La ausencia de España en este conclave no es un mero detalle administrativo; refleja una desconfianza palpable hacia un estado que ha sido acusado de utilizar precisamente las herramientas que ahora se intentan regular, para espiar al movimiento independentista catalán, pero también a su propio gobierno. Fuentes del Ministerio de Asuntos Exteriores español confirmaron esta exclusión con una escueta respuesta que carece de las explicaciones que la gravedad del asunto merecería. Este silencio diplomático es, en sí mismo, una declaración de la percepción internacional sobre la ética de vigilancia del Estado español, más parecido a la Stassi que a un estado democrático.
La ironía de la situación es profunda, dado que la conferencia en Londres abogaba por frenar la proliferación de la vigilancia cibernética y proponía medidas para emplear el software espía de manera legal y responsable. Mientras tanto, el Gobierno de Pedro Sánchez parece estar más enfocado en esperar una invitación que quizás nunca llegue, en lugar de tomar iniciativas propias para limpiar su imagen en el escenario internacional. Y eso ha coincidido con el “recadito” que ha enviado Francia a la Audiencia Nacional sobre el espionaje al propio Presidente de Gobierno. Y es que sí, en este caso, los espías no están en recónditas montañas ni alejados desiertos.
La exclusión de España del Proceso de Pall Mall debe interpretarse como un voto de desconfianza hacia su capacidad de manejar con responsabilidad las potentes herramientas de la cibervigilancia. Este aislamiento no es solo un revés diplomático, sino también un recordatorio de que las acciones pasadas en el ámbito de la ciberseguridad pueden tener repercusiones duraderas. La reciente reapertura de una investigación sobre el uso de Pegasus contra altos cargos del propio gobierno español, incluidos el presidente Sánchez y varios de sus ministros, solo añade más peso a la preocupación internacional.

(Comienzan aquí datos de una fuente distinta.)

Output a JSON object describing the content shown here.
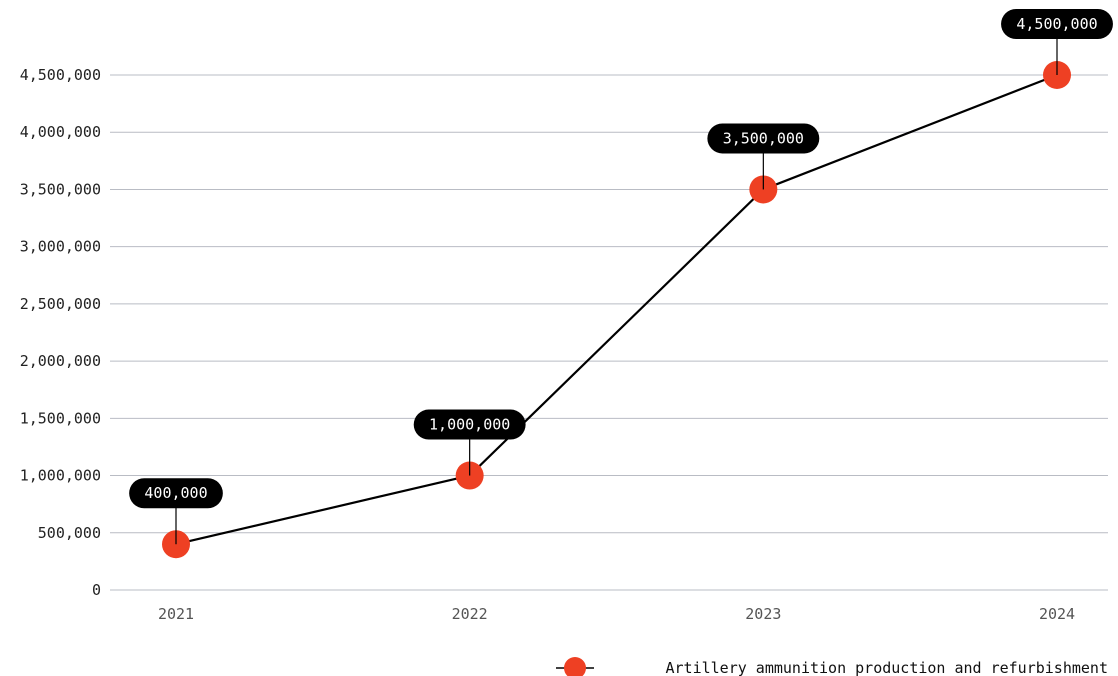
{
  "chart_data": {
    "type": "line",
    "title": "",
    "xlabel": "",
    "ylabel": "",
    "categories": [
      "2021",
      "2022",
      "2023",
      "2024"
    ],
    "series": [
      {
        "name": "Artillery ammunition production and refurbishment",
        "values": [
          400000,
          1000000,
          3500000,
          4500000
        ],
        "data_labels": [
          "400,000",
          "1,000,000",
          "3,500,000",
          "4,500,000"
        ]
      }
    ],
    "ylim": [
      0,
      4500000
    ],
    "yticks": [
      0,
      500000,
      1000000,
      1500000,
      2000000,
      2500000,
      3000000,
      3500000,
      4000000,
      4500000
    ],
    "ytick_labels": [
      "0",
      "500,000",
      "1,000,000",
      "1,500,000",
      "2,000,000",
      "2,500,000",
      "3,000,000",
      "3,500,000",
      "4,000,000",
      "4,500,000"
    ],
    "grid": true,
    "legend_position": "bottom-right",
    "colors": {
      "line": "#000000",
      "marker": "#ee4023",
      "grid": "#b9bcc4",
      "label_bg": "#000000",
      "label_text": "#ffffff"
    }
  }
}
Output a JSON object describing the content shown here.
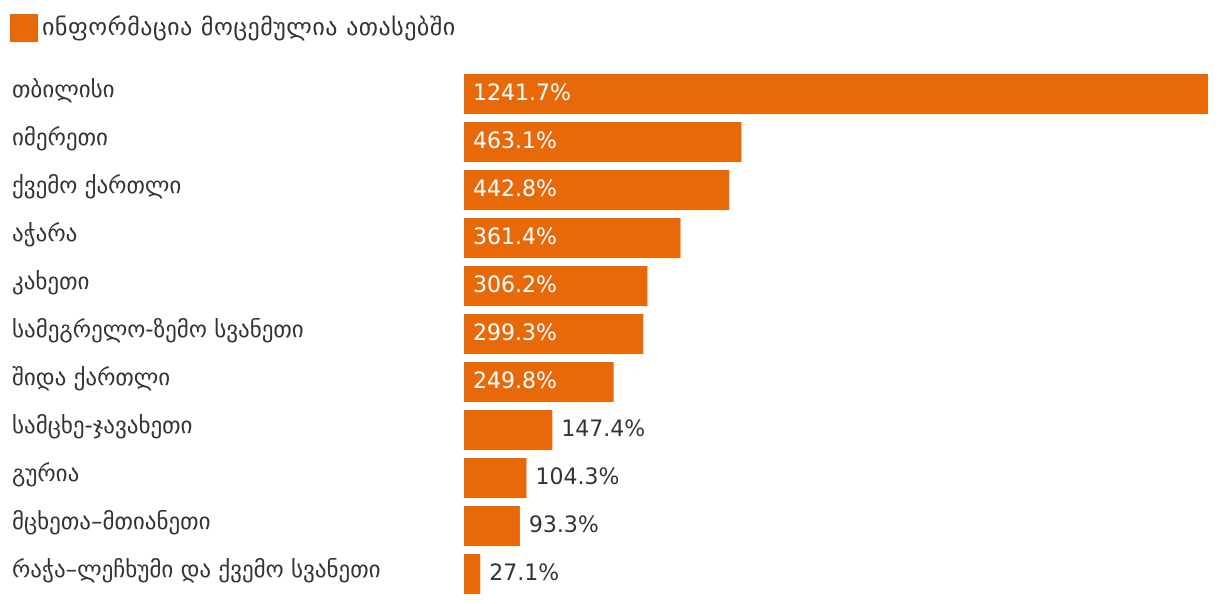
{
  "legend": {
    "label": "ინფორმაცია მოცემულია ათასებში",
    "color": "#E8690A"
  },
  "chart_data": {
    "type": "bar",
    "orientation": "horizontal",
    "series": [
      {
        "name": "ინფორმაცია მოცემულია ათასებში",
        "values": [
          1241.7,
          463.1,
          442.8,
          361.4,
          306.2,
          299.3,
          249.8,
          147.4,
          104.3,
          93.3,
          27.1
        ]
      }
    ],
    "categories": [
      "თბილისი",
      "იმერეთი",
      "ქვემო ქართლი",
      "აჭარა",
      "კახეთი",
      "სამეგრელო-ზემო სვანეთი",
      "შიდა ქართლი",
      "სამცხე-ჯავახეთი",
      "გურია",
      "მცხეთა–მთიანეთი",
      "რაჭა–ლეჩხუმი და ქვემო სვანეთი"
    ],
    "data_labels": [
      "1241.7%",
      "463.1%",
      "442.8%",
      "361.4%",
      "306.2%",
      "299.3%",
      "249.8%",
      "147.4%",
      "104.3%",
      "93.3%",
      "27.1%"
    ],
    "bar_color": "#E8690A",
    "xlim": [
      0,
      1241.7
    ],
    "grid": false,
    "legend_position": "top-left"
  }
}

De la misma manera, que en Bruselas se sigue un procedimiento penal por espionaje a funcionarios y trabajadores vinculados al euro parlamento, solo por el hecho de ser catalanes.
Mientras más de treinta países y los representantes de la industria tecnológica como Apple, Google, Meta, Amazon y Microsoft debaten sobre el futuro de la ciberseguridad, España se ha quedado al margen, observando cómo se configura un nuevo orden mundial en el que la transparencia y la ética en la vigilancia son prioritarias. Esta situación es un claro indicativo de que la comunidad internacional está buscando establecer un ciberespacio más seguro y regulado, donde la invasión de la privacidad y el abuso de las capacidades cibernéticas sean cosa del pasado. Y por eso, España se queda a las puertas.
La historia de España, en este contexto, es una advertencia para todas las naciones: el uso irresponsable de tecnologías de vigilancia no solo pone en riesgo la privacidad y los derechos de los ciudadanos, sino que también puede llevar a un aislamiento significativo en la diplomacia global. Y es que desengañémonos, en España se espía sin mesura al que puede perjudicar al “status quo” decidido por las puñetas, gorras de plato y tricornios.